It may seem counter intuitive, but I found my horse went better with a mullen mouth bit, and even better with a happy mouth mullen mouth bit.  At home and with groups that we only WTC a mullen mouth loose ring works  perfectly.  Out hunting or if we are galloping in groups a 3 ring happy mouth mullen mouth gag with 2 reins does the trick.  Most of the time I ride on the snaffle rein.  It is only when we get galloping and he gets heavy on his forehand that I need to use the curb rein on the gag to get him to lift his front end.

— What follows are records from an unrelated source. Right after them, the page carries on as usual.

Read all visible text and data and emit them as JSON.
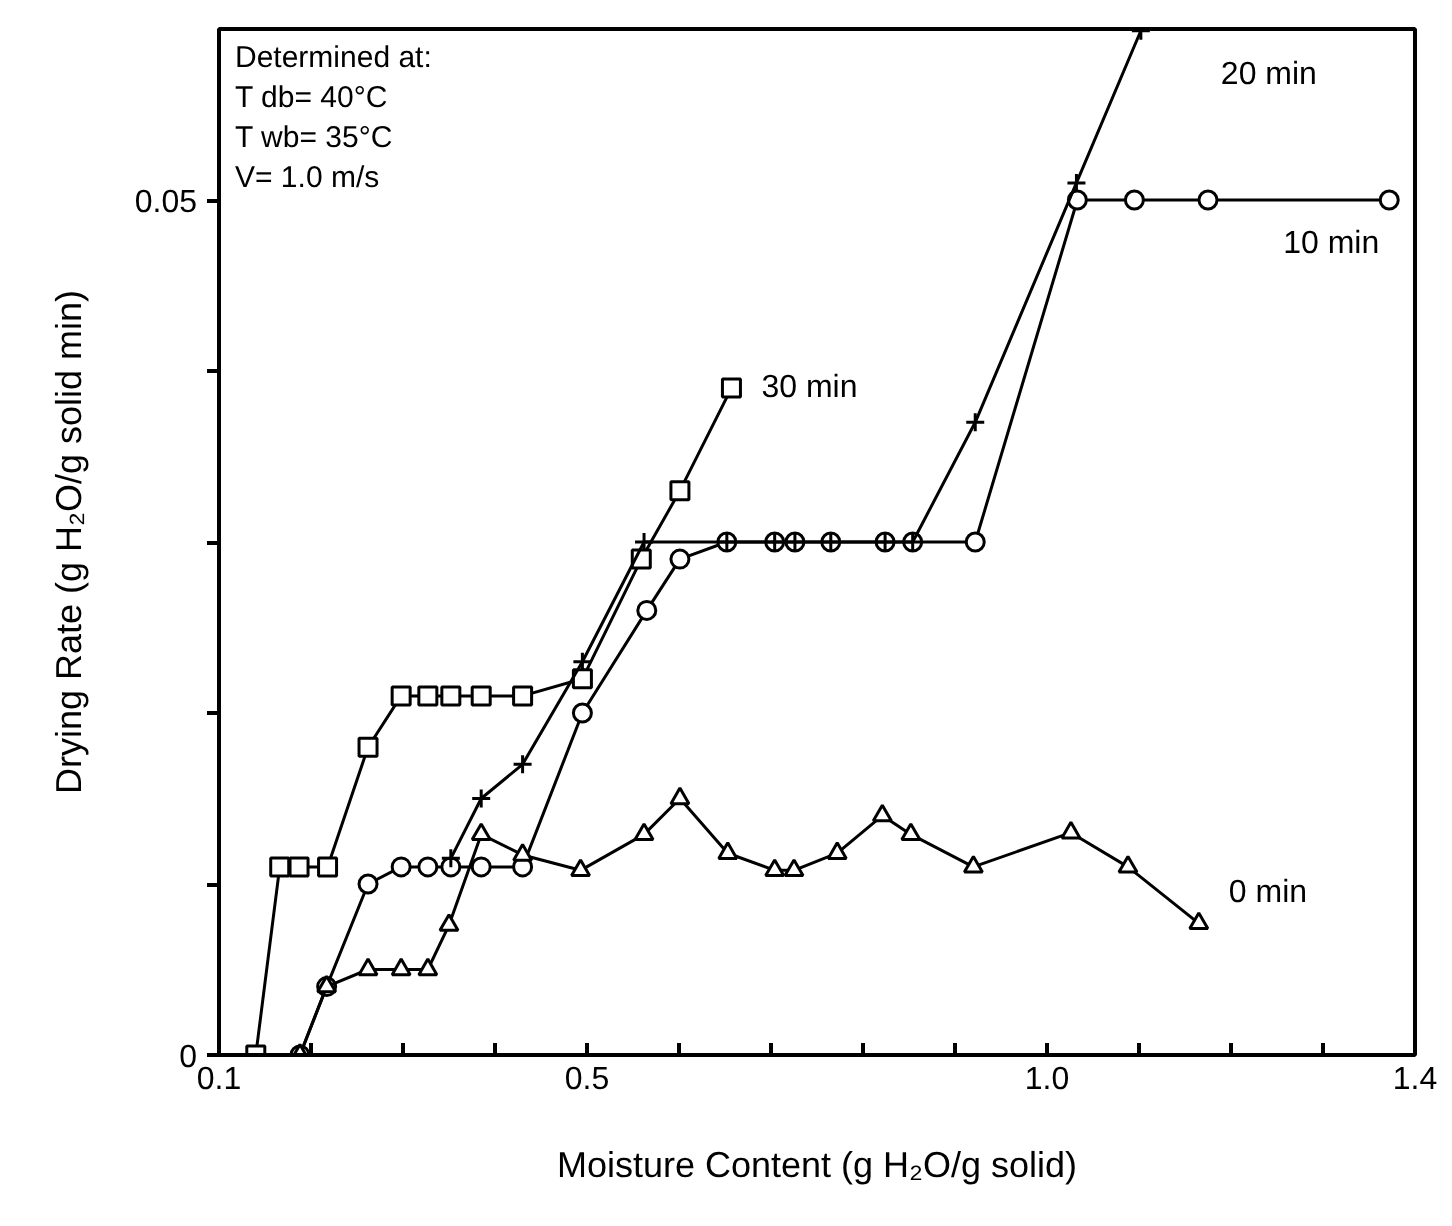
{
  "chart_data": {
    "type": "line",
    "xlabel": "Moisture Content (g H₂O/g solid)",
    "ylabel": "Drying Rate (g H₂O/g solid min)",
    "xlim": [
      0.1,
      1.4
    ],
    "ylim": [
      0,
      0.06
    ],
    "xticks": [
      0.1,
      {
        "value": 0.2,
        "label": null
      },
      {
        "value": 0.3,
        "label": null
      },
      {
        "value": 0.4,
        "label": null
      },
      0.5,
      {
        "value": 0.6,
        "label": null
      },
      {
        "value": 0.7,
        "label": null
      },
      {
        "value": 0.8,
        "label": null
      },
      {
        "value": 0.9,
        "label": null
      },
      {
        "value": 1.0,
        "label": "1.0"
      },
      {
        "value": 1.1,
        "label": null
      },
      {
        "value": 1.2,
        "label": null
      },
      {
        "value": 1.3,
        "label": null
      },
      1.4
    ],
    "yticks": [
      0,
      {
        "value": 0.01,
        "label": null
      },
      {
        "value": 0.02,
        "label": null
      },
      {
        "value": 0.03,
        "label": null
      },
      {
        "value": 0.04,
        "label": null
      },
      0.05
    ],
    "grid": false,
    "series": [
      {
        "name": "30 min",
        "color": "#000000",
        "marker": "square",
        "x": [
          0.14,
          0.166,
          0.187,
          0.218,
          0.262,
          0.298,
          0.327,
          0.352,
          0.385,
          0.43,
          0.495,
          0.559,
          0.601,
          0.657
        ],
        "values": [
          0,
          0.011,
          0.011,
          0.011,
          0.018,
          0.021,
          0.021,
          0.021,
          0.021,
          0.021,
          0.022,
          0.029,
          0.033,
          0.039
        ]
      },
      {
        "name": "10 min",
        "color": "#000000",
        "marker": "circle",
        "x": [
          0.188,
          0.217,
          0.262,
          0.298,
          0.327,
          0.352,
          0.385,
          0.43,
          0.495,
          0.565,
          0.601,
          0.652,
          0.704,
          0.726,
          0.765,
          0.824,
          0.854,
          0.922,
          1.033,
          1.095,
          1.175,
          1.372
        ],
        "values": [
          0,
          0.004,
          0.01,
          0.011,
          0.011,
          0.011,
          0.011,
          0.011,
          0.02,
          0.026,
          0.029,
          0.03,
          0.03,
          0.03,
          0.03,
          0.03,
          0.03,
          0.03,
          0.05,
          0.05,
          0.05,
          0.05
        ]
      },
      {
        "name": "20 min",
        "color": "#000000",
        "marker": "cross",
        "x": [
          0.352,
          0.385,
          0.43,
          0.495,
          0.562,
          0.652,
          0.704,
          0.726,
          0.765,
          0.824,
          0.854,
          0.922,
          1.032,
          1.102
        ],
        "values": [
          0.0115,
          0.015,
          0.017,
          0.023,
          0.03,
          0.03,
          0.03,
          0.03,
          0.03,
          0.03,
          0.03,
          0.037,
          0.051,
          0.0599
        ]
      },
      {
        "name": "0 min",
        "color": "#000000",
        "marker": "triangle",
        "x": [
          0.188,
          0.217,
          0.262,
          0.298,
          0.327,
          0.35,
          0.385,
          0.43,
          0.493,
          0.562,
          0.601,
          0.653,
          0.704,
          0.725,
          0.772,
          0.821,
          0.852,
          0.92,
          1.026,
          1.088,
          1.165
        ],
        "values": [
          0,
          0.004,
          0.005,
          0.005,
          0.005,
          0.0076,
          0.0129,
          0.0117,
          0.0108,
          0.0129,
          0.015,
          0.0118,
          0.0108,
          0.0108,
          0.0118,
          0.014,
          0.0129,
          0.011,
          0.013,
          0.011,
          0.0077
        ]
      }
    ],
    "annotations": [
      "Determined at:",
      "T db= 40°C",
      "T wb= 35°C",
      "V= 1.0 m/s"
    ]
  }
}
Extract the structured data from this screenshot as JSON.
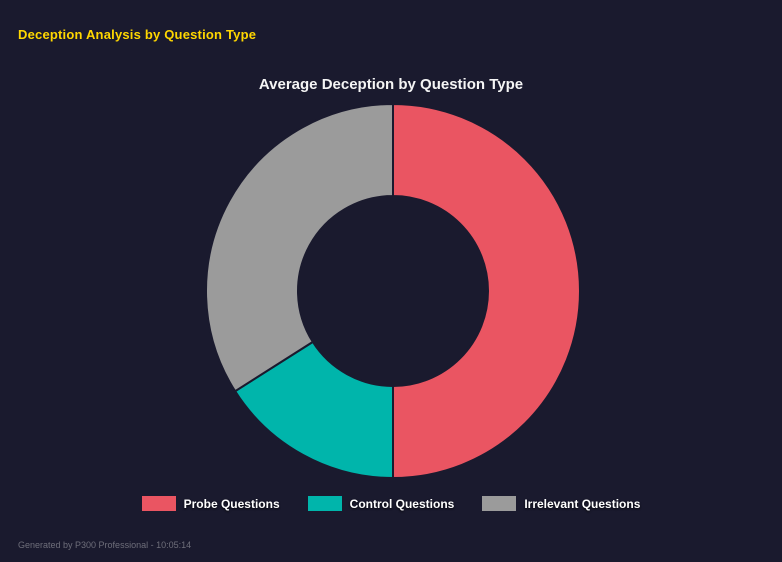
{
  "page": {
    "header_title": "Deception Analysis by Question Type",
    "footer_text": "Generated by P300 Professional - 10:05:14"
  },
  "colors": {
    "background": "#1a1a2e",
    "header_text": "#ffd700",
    "chart_title_text": "#f5f5f5",
    "legend_text": "#ffffff",
    "footer_text": "#6e6e7a"
  },
  "chart_data": {
    "type": "pie",
    "subtype": "doughnut",
    "title": "Average Deception by Question Type",
    "labels": [
      "Probe Questions",
      "Control Questions",
      "Irrelevant Questions"
    ],
    "values": [
      50,
      16,
      34
    ],
    "values_note": "percent of circle, estimated from arc angles (no numeric labels shown)",
    "colors": [
      "#ea5562",
      "#00b5ab",
      "#9b9b9b"
    ],
    "legend_position": "bottom",
    "start_angle_deg": 0,
    "direction": "clockwise",
    "cutout_ratio": 0.51
  }
}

As an added note, when he is pulling if I keep my elbows close to my side, I find he is not as successful at pulling and ending up on his forehand.  Think of it as if you had a rank horse you were trying to lunge, if you have your arm outstretched, he will pull you off your feet and go where he wants.  On the other hand if you have your elbow at your side tightly when he starts pulling you have MUCH more control over your body.

Practice shoulder in and haunches in at home and then put those into practice before your horse gets strong.  If he has lots of energy to use, he can use it working harder not faster.  Also practice transitions within gait at home so the horse has an idea of what's wanted.  When doing this exercise at home try to get the transition with the lightest cue possible.  When hunting, I use a voice command to steady, added with the seat and rein cues.

Don't forget to reward good behavior.  A light rein, a pat and even a snack.


----------